…Wimbledon is starting tomorrow not today.
There was no play whatsoever due to some unfortunate circumstances that
fell from the skies above: RAIN!
No Wimbledon and also no Test Match between England and Pakistan.
So today’s sports summaries on the TV and radio will only be the noise of rain…
Gags about wet weather at Wimbledon. Now there’s something that’ll never catch on.
…I didn’t find out who won the Littlewoods Cup, or the Milk Cup
as it used to be called.
At least I think I don’t know.
It might have been between Spurs and Liverpool, and Spurs won.
This afternoon I rollerbooted in the rain and fell over, then came in to listen to
The Lord of the Rings on Radio 4.
Watched Supergran, some International Athletics, a bit of Antiques Roadshow
and precisely 30 minutes of Dr No.
Yes, even while Dad was there in the room.

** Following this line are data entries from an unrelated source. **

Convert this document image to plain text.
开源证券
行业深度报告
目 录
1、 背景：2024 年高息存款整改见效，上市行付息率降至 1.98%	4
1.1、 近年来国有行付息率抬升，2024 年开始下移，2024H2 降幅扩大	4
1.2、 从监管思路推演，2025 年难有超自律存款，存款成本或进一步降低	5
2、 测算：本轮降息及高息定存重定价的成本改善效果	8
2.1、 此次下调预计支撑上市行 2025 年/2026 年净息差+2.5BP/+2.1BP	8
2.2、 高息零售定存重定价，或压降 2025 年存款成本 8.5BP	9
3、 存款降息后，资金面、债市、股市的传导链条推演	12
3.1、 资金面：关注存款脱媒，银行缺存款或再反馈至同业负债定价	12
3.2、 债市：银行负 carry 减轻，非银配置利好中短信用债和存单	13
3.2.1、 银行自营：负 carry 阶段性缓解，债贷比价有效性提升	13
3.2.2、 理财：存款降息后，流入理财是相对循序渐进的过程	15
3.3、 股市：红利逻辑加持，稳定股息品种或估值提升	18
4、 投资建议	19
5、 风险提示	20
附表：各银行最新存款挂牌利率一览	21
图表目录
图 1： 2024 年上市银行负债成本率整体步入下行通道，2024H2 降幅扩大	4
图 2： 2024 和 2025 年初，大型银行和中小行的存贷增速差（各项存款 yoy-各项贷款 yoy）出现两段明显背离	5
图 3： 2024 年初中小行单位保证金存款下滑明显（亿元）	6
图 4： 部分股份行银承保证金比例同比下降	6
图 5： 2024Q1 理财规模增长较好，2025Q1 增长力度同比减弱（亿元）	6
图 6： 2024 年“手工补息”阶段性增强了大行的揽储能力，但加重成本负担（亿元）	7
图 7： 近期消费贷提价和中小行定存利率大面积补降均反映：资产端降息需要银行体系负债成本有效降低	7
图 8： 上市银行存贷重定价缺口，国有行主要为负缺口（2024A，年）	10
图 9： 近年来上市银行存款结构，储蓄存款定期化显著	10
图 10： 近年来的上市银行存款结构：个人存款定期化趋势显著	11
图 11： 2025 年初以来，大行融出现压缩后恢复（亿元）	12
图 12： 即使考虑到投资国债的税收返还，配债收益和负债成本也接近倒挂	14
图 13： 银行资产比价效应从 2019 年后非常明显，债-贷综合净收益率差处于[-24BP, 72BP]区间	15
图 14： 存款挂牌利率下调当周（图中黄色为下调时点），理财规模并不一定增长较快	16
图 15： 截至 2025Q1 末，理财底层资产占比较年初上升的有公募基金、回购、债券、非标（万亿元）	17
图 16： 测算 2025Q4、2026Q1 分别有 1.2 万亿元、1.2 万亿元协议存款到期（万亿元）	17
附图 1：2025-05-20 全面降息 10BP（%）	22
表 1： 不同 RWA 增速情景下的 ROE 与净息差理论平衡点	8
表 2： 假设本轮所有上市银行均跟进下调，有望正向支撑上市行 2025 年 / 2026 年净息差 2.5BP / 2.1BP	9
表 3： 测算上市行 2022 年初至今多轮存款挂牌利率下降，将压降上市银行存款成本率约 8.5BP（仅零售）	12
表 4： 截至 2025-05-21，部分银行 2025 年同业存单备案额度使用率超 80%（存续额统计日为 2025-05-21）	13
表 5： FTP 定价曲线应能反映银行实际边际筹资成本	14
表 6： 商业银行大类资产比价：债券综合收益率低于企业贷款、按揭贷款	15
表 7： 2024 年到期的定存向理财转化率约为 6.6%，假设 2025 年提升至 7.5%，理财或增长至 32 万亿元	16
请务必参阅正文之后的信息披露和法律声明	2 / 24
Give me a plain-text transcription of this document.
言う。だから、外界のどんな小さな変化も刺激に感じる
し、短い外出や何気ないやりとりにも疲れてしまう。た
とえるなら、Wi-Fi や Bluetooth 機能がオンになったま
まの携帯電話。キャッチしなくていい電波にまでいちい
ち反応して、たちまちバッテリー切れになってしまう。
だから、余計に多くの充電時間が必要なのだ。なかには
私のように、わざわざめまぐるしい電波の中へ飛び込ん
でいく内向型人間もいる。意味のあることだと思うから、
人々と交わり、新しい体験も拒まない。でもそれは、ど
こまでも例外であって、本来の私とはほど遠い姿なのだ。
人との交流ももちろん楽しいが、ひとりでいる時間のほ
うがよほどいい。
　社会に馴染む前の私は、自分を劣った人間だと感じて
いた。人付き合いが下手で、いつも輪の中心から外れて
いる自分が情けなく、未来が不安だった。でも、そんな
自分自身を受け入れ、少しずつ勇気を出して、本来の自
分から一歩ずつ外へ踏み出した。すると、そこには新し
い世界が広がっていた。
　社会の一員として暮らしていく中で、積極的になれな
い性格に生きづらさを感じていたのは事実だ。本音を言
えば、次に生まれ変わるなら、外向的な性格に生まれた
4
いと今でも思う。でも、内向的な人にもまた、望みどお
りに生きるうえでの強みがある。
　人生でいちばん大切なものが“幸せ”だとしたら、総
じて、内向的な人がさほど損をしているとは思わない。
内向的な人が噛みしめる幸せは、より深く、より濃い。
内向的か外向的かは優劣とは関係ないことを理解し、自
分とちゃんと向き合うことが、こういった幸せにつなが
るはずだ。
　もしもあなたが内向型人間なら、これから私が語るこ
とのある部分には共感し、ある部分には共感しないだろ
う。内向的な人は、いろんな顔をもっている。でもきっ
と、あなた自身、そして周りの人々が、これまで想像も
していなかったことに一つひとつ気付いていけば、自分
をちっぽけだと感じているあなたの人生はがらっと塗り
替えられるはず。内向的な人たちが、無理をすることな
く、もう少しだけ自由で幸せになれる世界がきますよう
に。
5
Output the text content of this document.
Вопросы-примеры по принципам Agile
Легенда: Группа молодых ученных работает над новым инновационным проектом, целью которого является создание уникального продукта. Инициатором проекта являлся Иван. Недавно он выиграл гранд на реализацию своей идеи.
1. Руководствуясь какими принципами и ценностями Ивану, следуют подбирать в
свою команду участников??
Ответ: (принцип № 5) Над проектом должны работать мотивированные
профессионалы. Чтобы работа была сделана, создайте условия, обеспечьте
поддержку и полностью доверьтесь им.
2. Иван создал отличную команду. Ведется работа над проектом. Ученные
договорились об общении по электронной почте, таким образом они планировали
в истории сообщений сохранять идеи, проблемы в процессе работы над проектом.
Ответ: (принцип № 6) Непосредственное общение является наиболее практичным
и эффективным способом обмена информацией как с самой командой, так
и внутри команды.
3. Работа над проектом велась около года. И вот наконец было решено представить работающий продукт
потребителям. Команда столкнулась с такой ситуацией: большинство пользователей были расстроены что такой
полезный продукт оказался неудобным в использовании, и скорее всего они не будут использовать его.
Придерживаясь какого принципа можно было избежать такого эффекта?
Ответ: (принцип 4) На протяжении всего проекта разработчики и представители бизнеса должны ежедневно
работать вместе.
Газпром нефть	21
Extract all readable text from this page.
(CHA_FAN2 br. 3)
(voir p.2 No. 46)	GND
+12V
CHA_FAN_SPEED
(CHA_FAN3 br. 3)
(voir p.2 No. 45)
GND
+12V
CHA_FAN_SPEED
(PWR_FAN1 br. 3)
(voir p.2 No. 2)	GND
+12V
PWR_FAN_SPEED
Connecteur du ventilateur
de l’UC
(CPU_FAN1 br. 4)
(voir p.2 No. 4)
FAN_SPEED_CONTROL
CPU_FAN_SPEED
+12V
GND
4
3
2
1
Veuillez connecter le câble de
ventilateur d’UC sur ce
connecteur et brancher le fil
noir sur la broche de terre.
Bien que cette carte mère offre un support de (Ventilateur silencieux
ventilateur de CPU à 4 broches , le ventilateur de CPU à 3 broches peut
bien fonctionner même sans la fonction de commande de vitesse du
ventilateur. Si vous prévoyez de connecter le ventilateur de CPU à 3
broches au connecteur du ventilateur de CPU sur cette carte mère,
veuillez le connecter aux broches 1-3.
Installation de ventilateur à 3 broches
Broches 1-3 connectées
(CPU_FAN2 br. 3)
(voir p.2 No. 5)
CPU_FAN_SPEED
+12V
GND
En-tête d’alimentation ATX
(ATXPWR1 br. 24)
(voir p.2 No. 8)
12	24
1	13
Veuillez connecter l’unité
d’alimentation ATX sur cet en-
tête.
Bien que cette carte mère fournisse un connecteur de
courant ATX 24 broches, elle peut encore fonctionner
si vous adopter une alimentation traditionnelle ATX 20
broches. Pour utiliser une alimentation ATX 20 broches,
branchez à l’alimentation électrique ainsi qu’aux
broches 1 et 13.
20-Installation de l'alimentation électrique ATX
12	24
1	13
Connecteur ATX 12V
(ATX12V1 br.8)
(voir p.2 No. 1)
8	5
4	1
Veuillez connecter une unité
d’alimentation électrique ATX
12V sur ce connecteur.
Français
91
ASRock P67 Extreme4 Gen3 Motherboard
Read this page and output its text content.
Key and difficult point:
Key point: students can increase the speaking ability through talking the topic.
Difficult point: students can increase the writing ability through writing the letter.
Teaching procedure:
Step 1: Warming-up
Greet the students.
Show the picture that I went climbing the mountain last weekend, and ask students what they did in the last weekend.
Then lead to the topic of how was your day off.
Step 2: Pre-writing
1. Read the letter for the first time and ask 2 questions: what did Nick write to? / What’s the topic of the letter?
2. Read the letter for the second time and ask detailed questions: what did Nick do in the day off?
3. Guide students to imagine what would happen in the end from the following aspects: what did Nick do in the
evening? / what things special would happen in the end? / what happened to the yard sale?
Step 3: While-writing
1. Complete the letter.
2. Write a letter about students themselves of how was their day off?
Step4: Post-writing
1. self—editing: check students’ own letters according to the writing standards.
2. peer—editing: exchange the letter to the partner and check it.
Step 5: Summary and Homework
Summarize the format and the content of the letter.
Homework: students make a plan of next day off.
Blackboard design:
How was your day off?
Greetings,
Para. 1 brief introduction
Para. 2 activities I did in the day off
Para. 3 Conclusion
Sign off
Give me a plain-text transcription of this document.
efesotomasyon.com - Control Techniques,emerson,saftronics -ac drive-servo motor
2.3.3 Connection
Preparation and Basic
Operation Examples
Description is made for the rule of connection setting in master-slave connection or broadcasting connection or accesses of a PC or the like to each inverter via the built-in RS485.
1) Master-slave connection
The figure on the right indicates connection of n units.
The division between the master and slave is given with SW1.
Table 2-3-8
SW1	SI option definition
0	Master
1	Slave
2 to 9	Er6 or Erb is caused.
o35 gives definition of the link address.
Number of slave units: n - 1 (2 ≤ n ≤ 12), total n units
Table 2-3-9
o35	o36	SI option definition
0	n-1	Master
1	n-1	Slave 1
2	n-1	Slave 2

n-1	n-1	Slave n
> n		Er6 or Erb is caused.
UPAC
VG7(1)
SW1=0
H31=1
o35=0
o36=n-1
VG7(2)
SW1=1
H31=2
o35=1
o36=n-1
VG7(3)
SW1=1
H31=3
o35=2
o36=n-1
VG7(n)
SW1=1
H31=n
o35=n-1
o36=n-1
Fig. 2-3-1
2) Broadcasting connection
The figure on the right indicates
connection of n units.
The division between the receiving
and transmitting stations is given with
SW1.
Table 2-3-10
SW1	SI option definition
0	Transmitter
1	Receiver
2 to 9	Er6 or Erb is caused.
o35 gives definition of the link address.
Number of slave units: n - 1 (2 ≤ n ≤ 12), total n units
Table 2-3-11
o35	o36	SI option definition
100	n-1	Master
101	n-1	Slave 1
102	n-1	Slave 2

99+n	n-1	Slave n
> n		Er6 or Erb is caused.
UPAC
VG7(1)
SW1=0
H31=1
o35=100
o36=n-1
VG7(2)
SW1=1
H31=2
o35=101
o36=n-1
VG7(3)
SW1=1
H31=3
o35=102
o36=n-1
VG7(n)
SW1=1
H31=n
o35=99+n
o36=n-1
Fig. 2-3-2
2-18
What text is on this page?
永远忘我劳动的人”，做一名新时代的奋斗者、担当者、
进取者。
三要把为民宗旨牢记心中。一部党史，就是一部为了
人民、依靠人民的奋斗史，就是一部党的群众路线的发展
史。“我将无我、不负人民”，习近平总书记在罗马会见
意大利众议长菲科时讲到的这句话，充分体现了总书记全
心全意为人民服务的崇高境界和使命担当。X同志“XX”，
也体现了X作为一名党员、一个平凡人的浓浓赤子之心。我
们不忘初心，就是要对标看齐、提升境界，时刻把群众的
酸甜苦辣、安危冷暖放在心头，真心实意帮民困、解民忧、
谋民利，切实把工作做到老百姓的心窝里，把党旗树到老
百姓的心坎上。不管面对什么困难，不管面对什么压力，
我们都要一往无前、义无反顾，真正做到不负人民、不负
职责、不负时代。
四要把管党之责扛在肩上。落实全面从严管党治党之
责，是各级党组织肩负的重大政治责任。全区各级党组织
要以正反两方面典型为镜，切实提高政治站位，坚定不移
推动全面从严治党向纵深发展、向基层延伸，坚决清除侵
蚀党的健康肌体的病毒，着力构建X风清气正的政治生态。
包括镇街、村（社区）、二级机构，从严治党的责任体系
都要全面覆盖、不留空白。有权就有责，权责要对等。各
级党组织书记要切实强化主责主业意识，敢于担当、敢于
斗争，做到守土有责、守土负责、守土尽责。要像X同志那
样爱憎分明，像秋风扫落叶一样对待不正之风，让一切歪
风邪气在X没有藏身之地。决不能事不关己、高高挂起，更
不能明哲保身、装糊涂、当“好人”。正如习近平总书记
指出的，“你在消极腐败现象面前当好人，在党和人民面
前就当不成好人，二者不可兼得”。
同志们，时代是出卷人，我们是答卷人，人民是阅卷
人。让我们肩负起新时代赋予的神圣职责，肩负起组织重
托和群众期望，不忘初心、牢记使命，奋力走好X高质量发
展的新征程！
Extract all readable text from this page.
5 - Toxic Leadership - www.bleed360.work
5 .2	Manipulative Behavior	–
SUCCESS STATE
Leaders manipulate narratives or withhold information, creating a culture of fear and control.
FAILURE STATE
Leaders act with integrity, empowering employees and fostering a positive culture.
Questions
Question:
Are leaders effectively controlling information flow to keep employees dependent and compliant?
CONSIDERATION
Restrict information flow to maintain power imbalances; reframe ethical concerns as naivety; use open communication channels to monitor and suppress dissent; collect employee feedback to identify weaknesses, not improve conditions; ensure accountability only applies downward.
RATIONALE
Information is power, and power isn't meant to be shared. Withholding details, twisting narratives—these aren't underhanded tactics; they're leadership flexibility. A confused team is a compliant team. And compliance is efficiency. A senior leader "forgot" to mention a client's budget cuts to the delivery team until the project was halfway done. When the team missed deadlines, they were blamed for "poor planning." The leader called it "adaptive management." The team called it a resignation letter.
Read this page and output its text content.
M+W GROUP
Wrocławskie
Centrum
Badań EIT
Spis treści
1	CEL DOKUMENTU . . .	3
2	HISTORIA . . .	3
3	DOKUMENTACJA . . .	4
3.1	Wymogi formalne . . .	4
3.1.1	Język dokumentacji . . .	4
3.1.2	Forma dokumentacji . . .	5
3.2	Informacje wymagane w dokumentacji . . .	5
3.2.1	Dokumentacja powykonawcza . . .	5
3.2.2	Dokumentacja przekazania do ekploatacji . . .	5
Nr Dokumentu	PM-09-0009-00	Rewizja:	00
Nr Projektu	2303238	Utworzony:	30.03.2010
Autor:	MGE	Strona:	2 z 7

Then I had to switch over to the BAFTA Awards…
My confusion about who had won the Littlewoods Cup final is perhaps explained by the fact it had yet to take place. The match was actually on 5 April.
As such I haven’t the faintest idea what I’m talking about here. Both Spurs and Liverpool were in the semi-finals, but in different matches, held nowhere near today’s date of 22 March. Indeed I see that Spurs had to play their match against Arsenal three times before a winner emerged. And it wasn’t Spurs.
Anyway, that clearly wasn’t the most important event of the day. The first 30 minutes of Dr No represent perhaps the most boring half hour in the Bond canon, but at least I got to watch them, as they were broadcast, in my own home.
Something of a result, then.
Which is more than can be said for Liverpool, who went on to lose the 1987 Littlewoods Cup final to Arsenal.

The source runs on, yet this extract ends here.